It has been amusing to see so many earnest columns published in the Herald extolling the virtues of capitalism and attempting to construct for it a moral or ethical framework.

One can safely bet that all the contributors are ensconced safely in the middle class or the upper echelons of our
ruling elite. I cannot detect any contributions from the huge underclass that is now an established part of our capitalist society.

Attempts to construct a moral basis for capitalism must inevitably fail. It is based on private ownership of community assets and their development for private profit.

Becoming a capitalist is a simple case of having enough money to buy shares in a company that owns such assets and which employs people to produce goods and services from them and, in so doing, makes profits from both the assets and the work of the employees.

It is essentially a parasitic relationship between non-working shareholders and the people employed to add value to the assets owned. Looking out for oneself and becoming personally enriched are seen as the desirable ends.

The big majority, of course, never become shareholders but are employed at the lowest rates possible to add value for the non-working shareholders.

But the most fanciful notion put forward by contributors to this debate is that the economic base of capitalism is somehow synonymous with free speech and democracy.

Tales of Soviet-style communism are held up as spectres for anyone who dares to think otherwise.

The truth is clear on this point at least: under capitalism, democracy and free speech are tolerated only until they lead to a serious threat to the capitalist economic structure itself.

At this point what poses as democracy goes quickly out the window. Chile, Nicaragua and Venezuela are examples.

On another September 11 - 1973 this time - the democratically elected Government of Chile led by Salvador Allende was overthrown in a military coup led by the murderous dictator Pinochet. The Sandinista Government similarly faced armed overthrow, and today it is the turn of Venezuela.

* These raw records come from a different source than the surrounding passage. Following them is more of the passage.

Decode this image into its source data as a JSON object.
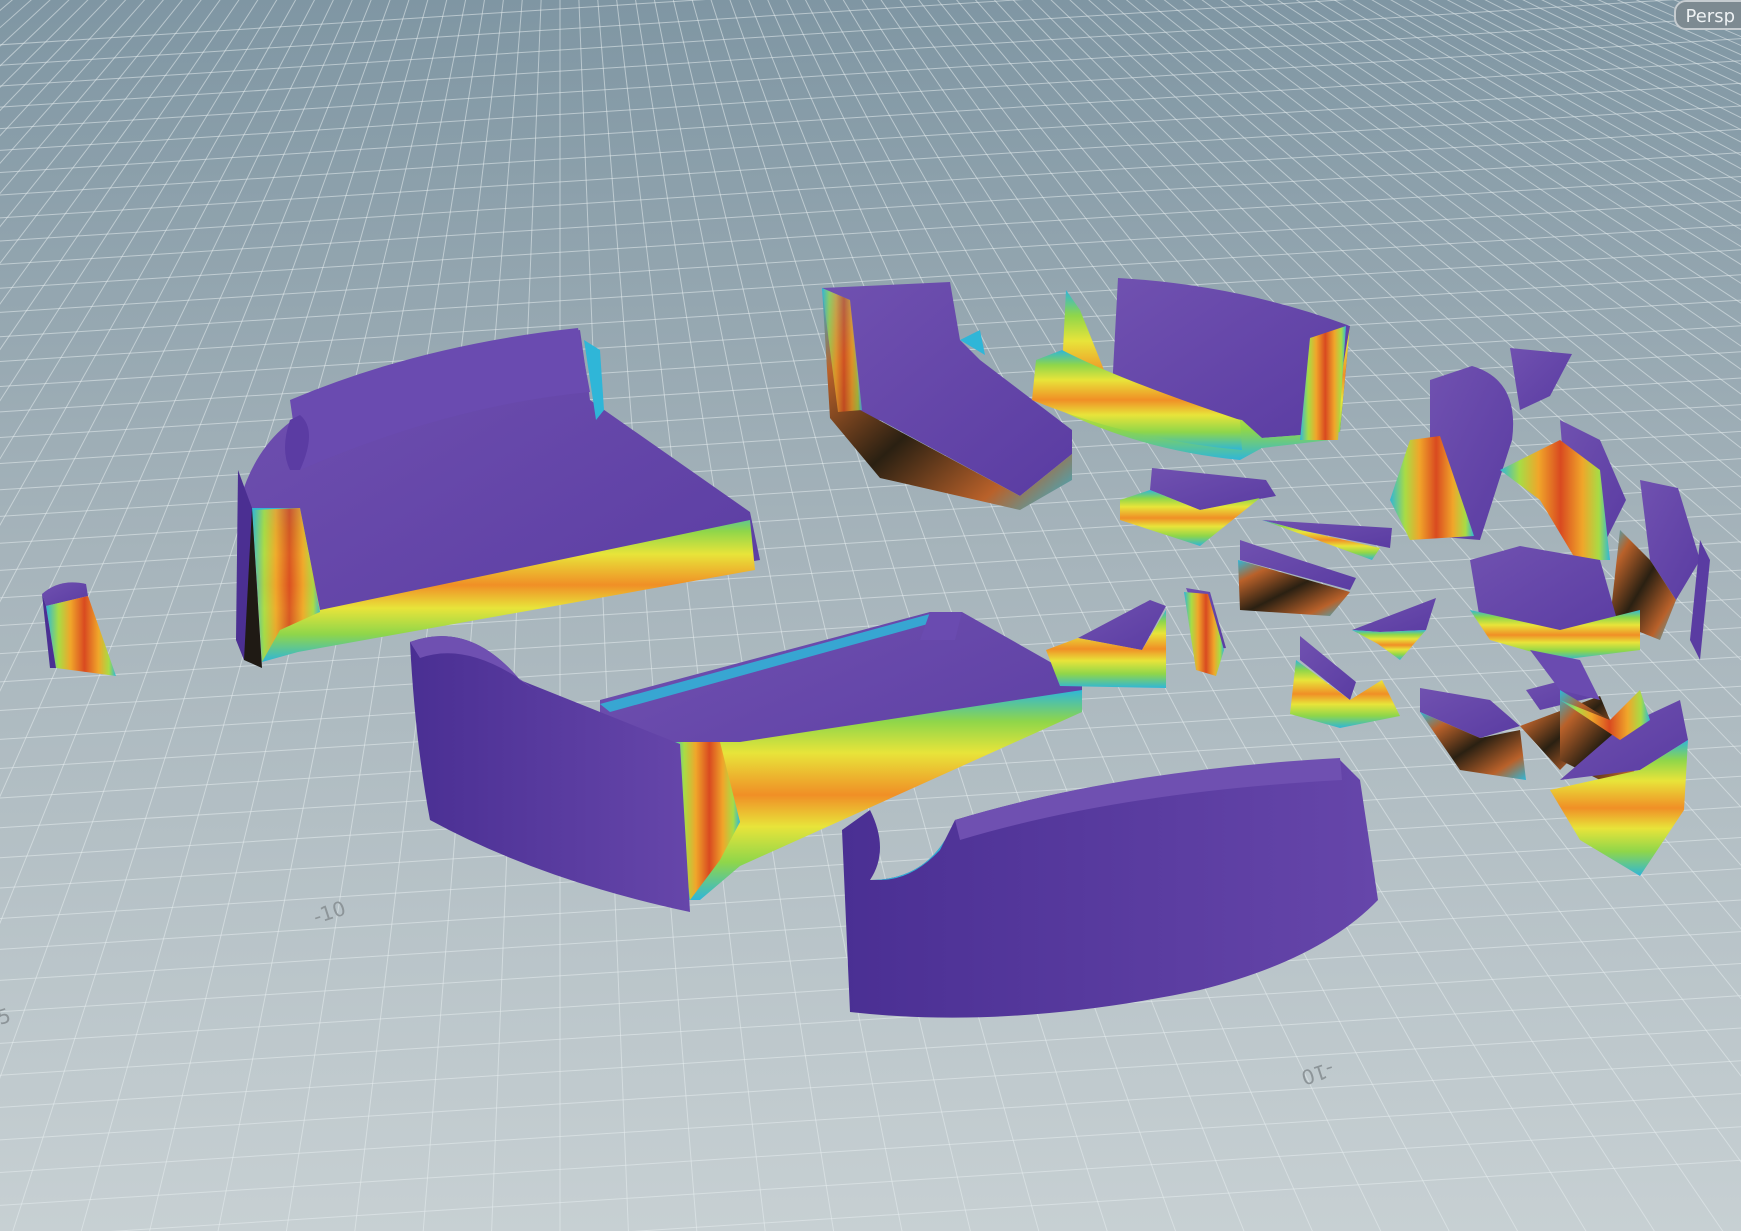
{
  "viewport": {
    "camera_label": "Persp",
    "grid_labels": [
      "-10",
      "5",
      "-10"
    ],
    "colors": {
      "sky_top": "#7f96a3",
      "sky_bottom": "#c3ccd0",
      "grid_line": "#e6ecee",
      "piece_top": "#6545a6",
      "piece_side": "#5637a0",
      "heat_cool": "#35b8d6",
      "heat_mid": "#e8e43a",
      "heat_warm": "#f09225",
      "heat_hot": "#d94a20"
    }
  }
}
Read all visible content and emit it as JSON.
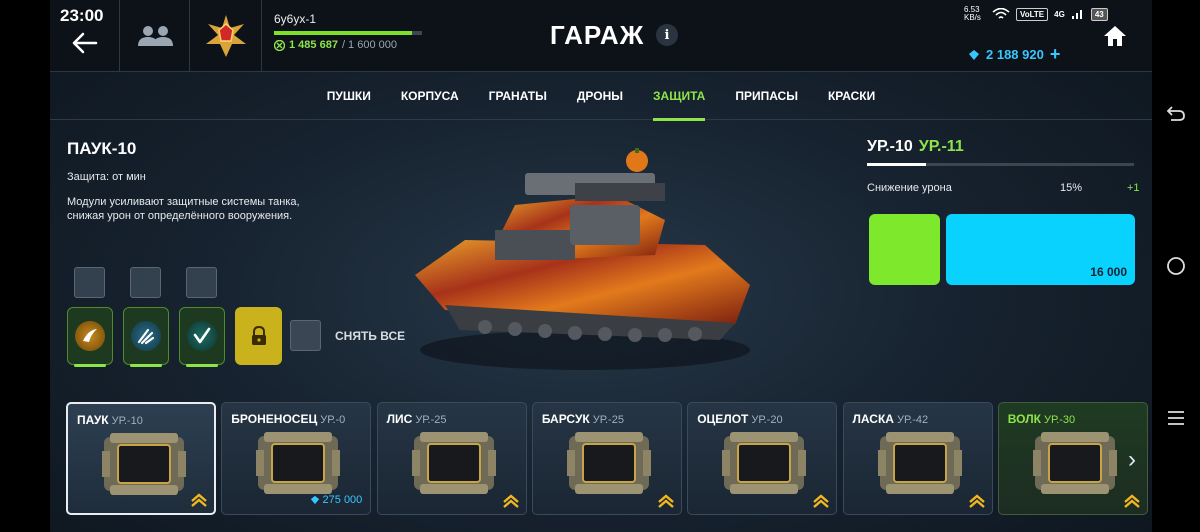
{
  "status": {
    "time": "23:00",
    "net_speed": "6.53 KB/s",
    "volte": "VoLTE",
    "network": "4G",
    "battery": "43"
  },
  "header": {
    "title": "ГАРАЖ",
    "info": "i",
    "player_name": "6y6yx-1",
    "xp_current": "1 485 687",
    "xp_max": "/ 1 600 000",
    "xp_fraction": 0.93,
    "crystals": "2 188 920",
    "plus": "+"
  },
  "tabs": [
    {
      "label": "ПУШКИ"
    },
    {
      "label": "КОРПУСА"
    },
    {
      "label": "ГРАНАТЫ"
    },
    {
      "label": "ДРОНЫ"
    },
    {
      "label": "ЗАЩИТА",
      "active": true
    },
    {
      "label": "ПРИПАСЫ"
    },
    {
      "label": "КРАСКИ"
    }
  ],
  "module": {
    "name": "ПАУК-10",
    "protection": "Защита: от мин",
    "description": "Модули усиливают защитные системы танка, снижая урон от определённого вооружения.",
    "unequip_all": "СНЯТЬ ВСЕ"
  },
  "upgrade": {
    "level_current": "УР.-10",
    "level_next": "УР.-11",
    "level_progress": 0.22,
    "stat_label": "Снижение урона",
    "stat_value": "15%",
    "stat_increase": "+1",
    "price": "16 000",
    "colors": {
      "green": "#7de82c",
      "blue": "#0ad2ff"
    }
  },
  "cards": [
    {
      "name": "ПАУК",
      "level": "УР.-10",
      "selected": true
    },
    {
      "name": "БРОНЕНОСЕЦ",
      "level": "УР.-0",
      "price": "275 000"
    },
    {
      "name": "ЛИС",
      "level": "УР.-25"
    },
    {
      "name": "БАРСУК",
      "level": "УР.-25"
    },
    {
      "name": "ОЦЕЛОТ",
      "level": "УР.-20"
    },
    {
      "name": "ЛАСКА",
      "level": "УР.-42"
    },
    {
      "name": "ВОЛК",
      "level": "УР.-30",
      "equipped": true
    }
  ],
  "icons": [
    "back-arrow-icon",
    "friends-icon",
    "rank-star-icon",
    "home-icon",
    "crystal-icon",
    "lock-icon",
    "chevron-right-icon"
  ]
}
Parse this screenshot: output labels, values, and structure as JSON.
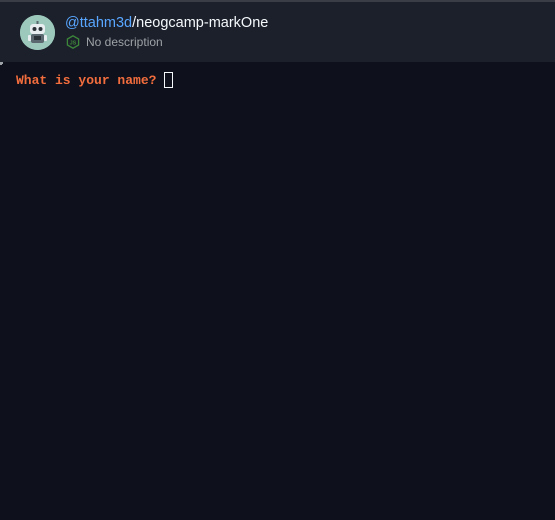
{
  "header": {
    "owner": "@ttahm3d",
    "separator": "/",
    "repo_name": "neogcamp-markOne",
    "description": "No description",
    "language_icon": "nodejs-icon",
    "avatar_icon": "robot-avatar-icon"
  },
  "terminal": {
    "prompt": "What is your name? "
  },
  "colors": {
    "background": "#0e101b",
    "header_bg": "#1c202b",
    "link": "#58a6ff",
    "prompt": "#f26d3d",
    "nodejs_green": "#3c873a"
  }
}
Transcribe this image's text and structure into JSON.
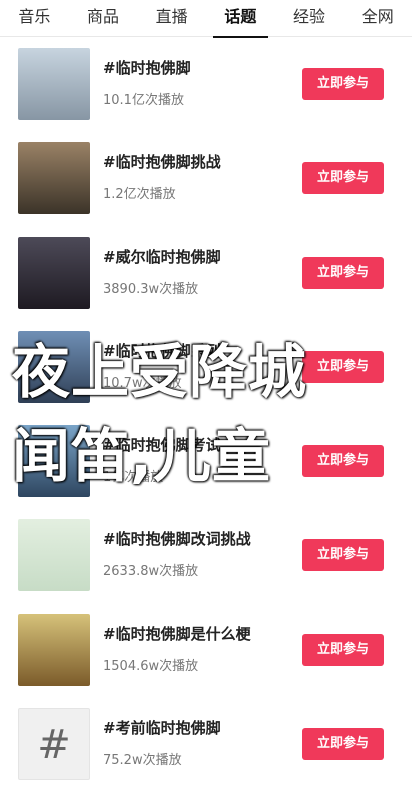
{
  "tabs": [
    {
      "label": "音乐",
      "active": false
    },
    {
      "label": "商品",
      "active": false
    },
    {
      "label": "直播",
      "active": false
    },
    {
      "label": "话题",
      "active": true
    },
    {
      "label": "经验",
      "active": false
    },
    {
      "label": "全网",
      "active": false
    }
  ],
  "topics": [
    {
      "title": "#临时抱佛脚",
      "plays": "10.1亿次播放",
      "button": "立即参与",
      "thumb": "gray"
    },
    {
      "title": "#临时抱佛脚挑战",
      "plays": "1.2亿次播放",
      "button": "立即参与",
      "thumb": "man"
    },
    {
      "title": "#威尔临时抱佛脚",
      "plays": "3890.3w次播放",
      "button": "立即参与",
      "thumb": "dark"
    },
    {
      "title": "#临时抱佛脚系列",
      "plays": "10.7w次播放",
      "button": "立即参与",
      "thumb": "sky"
    },
    {
      "title": "#临时抱佛脚考试",
      "plays": "1亿次播放",
      "button": "立即参与",
      "thumb": "blue"
    },
    {
      "title": "#临时抱佛脚改词挑战",
      "plays": "2633.8w次播放",
      "button": "立即参与",
      "thumb": "map"
    },
    {
      "title": "#临时抱佛脚是什么梗",
      "plays": "1504.6w次播放",
      "button": "立即参与",
      "thumb": "yellow"
    },
    {
      "title": "#考前临时抱佛脚",
      "plays": "75.2w次播放",
      "button": "立即参与",
      "thumb": "hash"
    }
  ],
  "overlay": {
    "line1": "夜上受降城",
    "line2": "闻笛,儿童"
  },
  "colors": {
    "button": "#f0395a",
    "accent": "#111111"
  }
}
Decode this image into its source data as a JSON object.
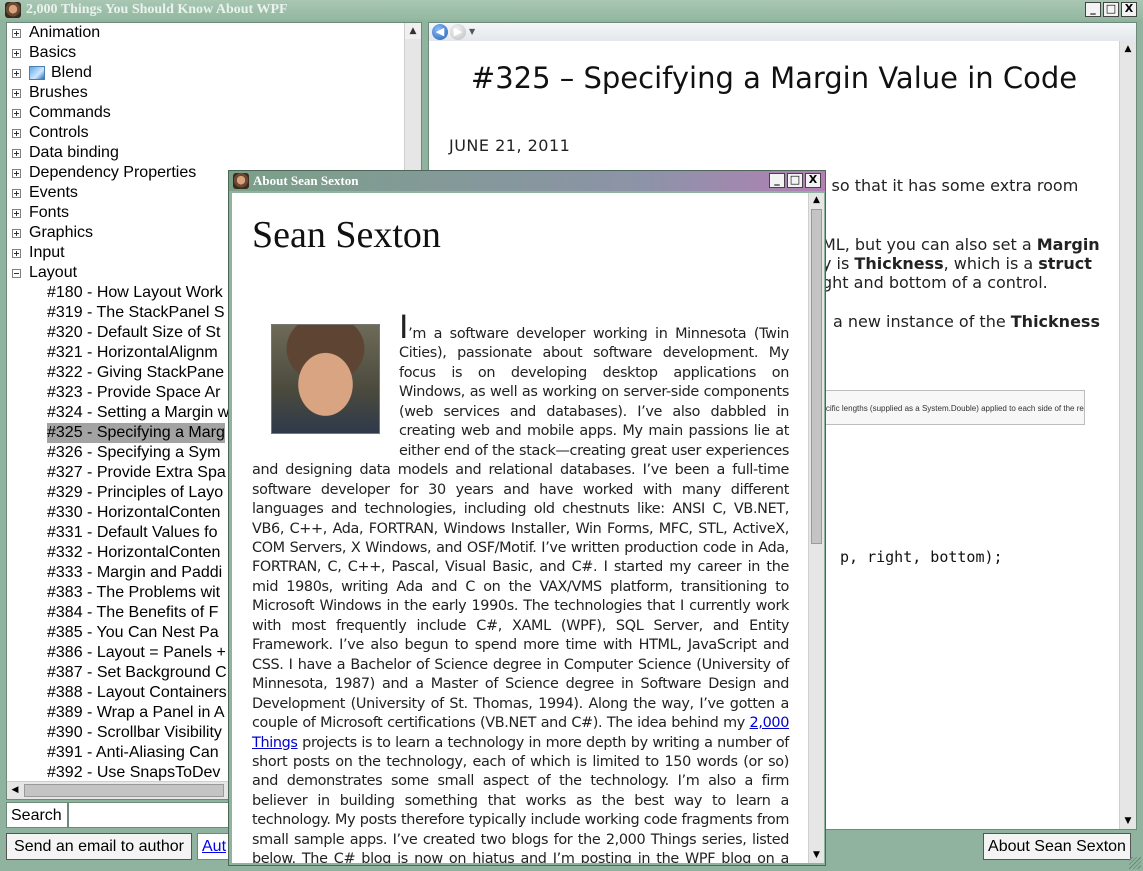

Aside from being democratically elected, what these governments shared and what Venezuela continues to do today is to espouse not the abandonment of capitalism but putting in place a softer version in which there is a greater distribution of wealth in favour of those who do the work.

The United States was at the centre of each of these attacks on democracy. The CIA assisted the coup in Chile, funded the Contras to wage war against the Sandinista Government of Nicaragua, and is active in Venezuela to preserve capitalism from the redistribution of wealth.

I can see no other outcome if a genuinely left-wing government were elected here. It would be actively destabilised by business interests within and foreign governments without. It would be overthrown by force if those steps failed.

Democracy and free speech survive here just as long as the accumulation of wealth by a relatively small number of people is tolerated by those who have become impoverished.

The same could be said for some other forms of economic organisation around the world, but let's not pretend that capitalism has any inherent good - unless, of course, one thinks it is moral to deliver obscene wealth to a small minority but huge hardship to those who suffer as a consequence.

Over the past 20 years tens of thousands of people have been driven out of well-paid skilled and semi-skilled jobs by the removal of tariffs and the pursuit of so-called free trade. Huge numbers of people are now either unemployed, underemployed or suffer the new scourge of overemployment, whereby breadwinners may work 60 to 80 hours a week in a succession of low-paid jobs to provide for their families.

In these cases social distress has been imposed by a capitalist structure that values the accumulation of wealth in private hands above a decent standard of living for all.

Levels of real poverty in New Zealand are rising, as they are in all capitalist economies. In the US, 34 million people live in poverty while here 30 per cent of our children live in poverty - however one defines it. Whatever happened to a fair go for everyone?

Capitalism values people as an economic resource rather than as human beings, and therein lies its essential immoral character.

It would be good to think we might try to design our own economic system rather than debate the blueprints of other systems. What we need, of course, is one that works for members of the community, rather than members of the community becoming slaves to a system not of their making.

* John Minto is a spokesman for Global Peace and Justice, Auckland.